In every cry of every man,
In every infant's cry of fear,
In every voice, in every ban,
The mind-forged manacles I hear:
How the chimney-sweeper's cry
Every blackening church appals,
And the hapless soldier's sigh
Runs in blood down palace-walls.
But most, through midnight streets I hear
How the youthful harlot's curse
Blasts the new-born infant's tear,
And blights with plagues the marriage-hearse
6. In the first quatrain, the author is talking about how he
is walking through every transitory street. The adjective
“chartered” seems to suggest the idea of the importance of
money to live everyday in this ephemeral world, where
everything is focused around money, richness and its value
to reach anything. But, in despite of the role of money has
in the world and happiness because of its value, many
people are dominated by sorrow and sadness. The verses “In
every cry of every man” and “in every infant’s cry of fear” are
examples of this fact. People are not happy. They are living
in fear all the time, inside the dark of a society influenced
by materialism. Human beings are loosing the real sense of
life.
7. The materialism of words is reflected in the second
quatrain with “the mind-forged manacles”, which
represents people’s obsession for money and the
dependence to the important institutions.

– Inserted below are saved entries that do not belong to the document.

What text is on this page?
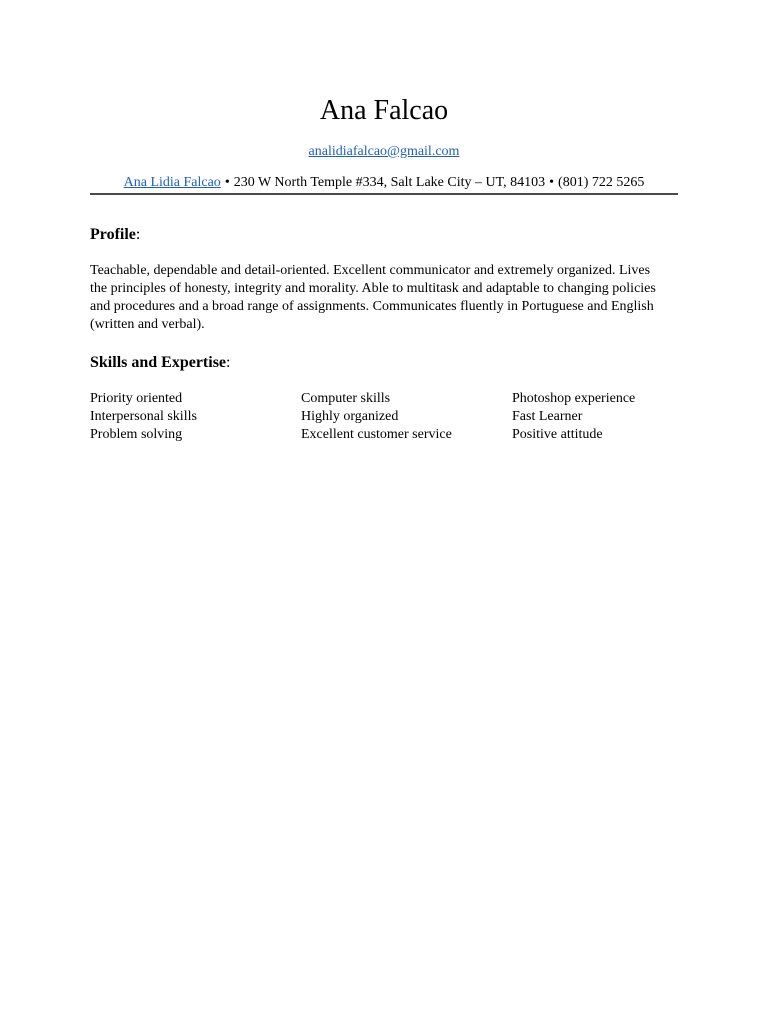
Ana Falcao
analidiafalcao@gmail.com
Ana Lidia Falcao • 230 W North Temple #334, Salt Lake City – UT, 84103 • (801) 722 5265
Profile:

Teachable, dependable and detail-oriented. Excellent communicator and extremely organized. Lives the principles of honesty, integrity and morality. Able to multitask and adaptable to changing policies and procedures and a broad range of assignments. Communicates fluently in Portuguese and English (written and verbal).

Skills and Expertise:
Priority oriented	Computer skills	Photoshop experience
Interpersonal skills	Highly organized	Fast Learner
Problem solving	Excellent customer service	Positive attitude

In the third quatrain, the author is comparing two
different representations: a chimney-sweeper and a
soldier. Both of them are archetypal that represent the
most important institutions of that time: Monarchy and
the Church, which are the reason of the suffering of
human beings. This one has a clear connotation of
power and manipulation in society.
8. The fourth quatrain represents the author talking
again about what he hears metaphorically while he is
walking through the street. “The youthful harlot’s
curse” makes reference to the disease of syphilis, very
frequent in that time, in the 18th century, which is the
principal cause of death. The term “harlot” has negative
connotations, as “curse”. It is interpreted as something
which destroys life and society. Syphilis destroys
life, whereas harlots destroy families, and family is the
most important part in society, in this case, in English
society. “The marriage-hearse” could be understood as
a “vehicle in which love and desire combine with death
and destruction” (Elite Skills classics, 2004).